By Marci Narum

Submitted photos

Alyssa Meier spent 50 minutes in a journalism class the first semester of her sophomore year at Century High School — and she “was smitten.” She hadn’t even signed up for the class.

“I signed up for creative writing, which ended up getting three people so they canceled it and dropped me in the next closest thing, which was journalism,” Alyssa says. “I went in and I told the advisor, ‘I’m not staying (in that class).’ By the end of the day something clicked. I remember walking out of the class that day and going, ‘Oh, ah-ha. That’s what I wanted.’”

Alyssa began writing when she was only 6 years old; she wrote poems that she poetically refers to as “a lot of really, terrible, cheesy poetry.” She wanted to be a poet, though; it was one thing on her list along with soccer star and writer for the New York Times. 

“I think it was more so an artsy thing than being in there for news,” Alyssa says, smiling. 

The artistic side of Alyssa’s writing spilled over into the school newspaper, The Century Star, during the second semester of her sophomore year. She was writing editorials. 

“The first thing I did was write opinion columns because I had stuff to say to the world and I had all these deep inspirational thoughts and messages I wanted to bring to the world.”

It was the launch of her career in journalism. Alyssa was a section editor, copy editor, and column writer for the paper. After graduation, she attended Bismarck State College for two years and was the editor of the campus newspaper, the Mystician. Her next stop was the Bismarck Tribune, where she worked as a copy editor for three years.

“It was really exciting to be in a big newsroom. I learned the behind the scenes stuff — what do people really need to know … what should be on the front page, all the thought and care that goes into every decision.”

Alyssa’s next move put her unexpectedly in the editor’s seat of a small town newspaper — The Washburn Leader-News.

“I had no idea what I was I doing,” she laughs. “The girl who was the editor before me said, ‘You seem to know what you’re doing. Today is my last day.’ I just had to figure it out.” 

Since then, she has been named the associate publisher for BHG, a Garrison-based publishing company that prints nine papers in west-central North Dakota, including the Leader-News.

She has also gone back to college, taking online courses to complete her degree.

“It will be a communications degree with a concentration in New Media, so looking at social media and marketing the new technology a little bit, which in two years, I don’t know what that will include,” Alyssa explains.

However, she does believe New Media should never mean the end of good old fashioned print media. (See Alyssa’s scholarship essay on page 26.)

“It’s a scary time right now. You have those loyal print readers and this younger generation coming up, and what are they going to want? People still want to cut out stories and put them on the fridge,” she adds, smiling. 

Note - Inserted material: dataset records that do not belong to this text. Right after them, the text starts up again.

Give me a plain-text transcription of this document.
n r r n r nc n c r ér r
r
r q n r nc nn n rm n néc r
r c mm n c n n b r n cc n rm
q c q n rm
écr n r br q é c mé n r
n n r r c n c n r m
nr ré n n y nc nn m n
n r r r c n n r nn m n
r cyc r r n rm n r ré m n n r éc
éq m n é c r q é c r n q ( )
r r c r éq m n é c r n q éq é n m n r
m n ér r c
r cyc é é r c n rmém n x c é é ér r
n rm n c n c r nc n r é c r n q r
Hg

“I’m a firm believer that if there’s a newspaper or publication that’s dying right now, it’s not because digital is killing it, it’s because they’re not adapting to a world that’s changing. You can’t sit here and ignore that the factors are not the same as they were 10 or 20 years ago. I can’t blame the internet.”

Alyssa mourns the death of any small town newspaper. Like the day she walked into a high school class she hadn’t signed up for, she’s smitten with small town journalism. The New York Times might be off her list.

“I always thought I wanted to be in a big city working on a big publication, but I really fell in love with community journalism and getting to know the people who are behind things and who will be affected. You sit in city council meetings and you know the businesses, and if they’re doing a project on this street, who it’s going to affect.

“It’s a really cool environment for figuring out who you are as a journalist and as a professional, what you believe in what are your standards and figuring out your passion. I have friends in their 20s and 30s who are still bouncing around trying to find what they are passionate about, so I’m so grateful that by chance, I fell into something.”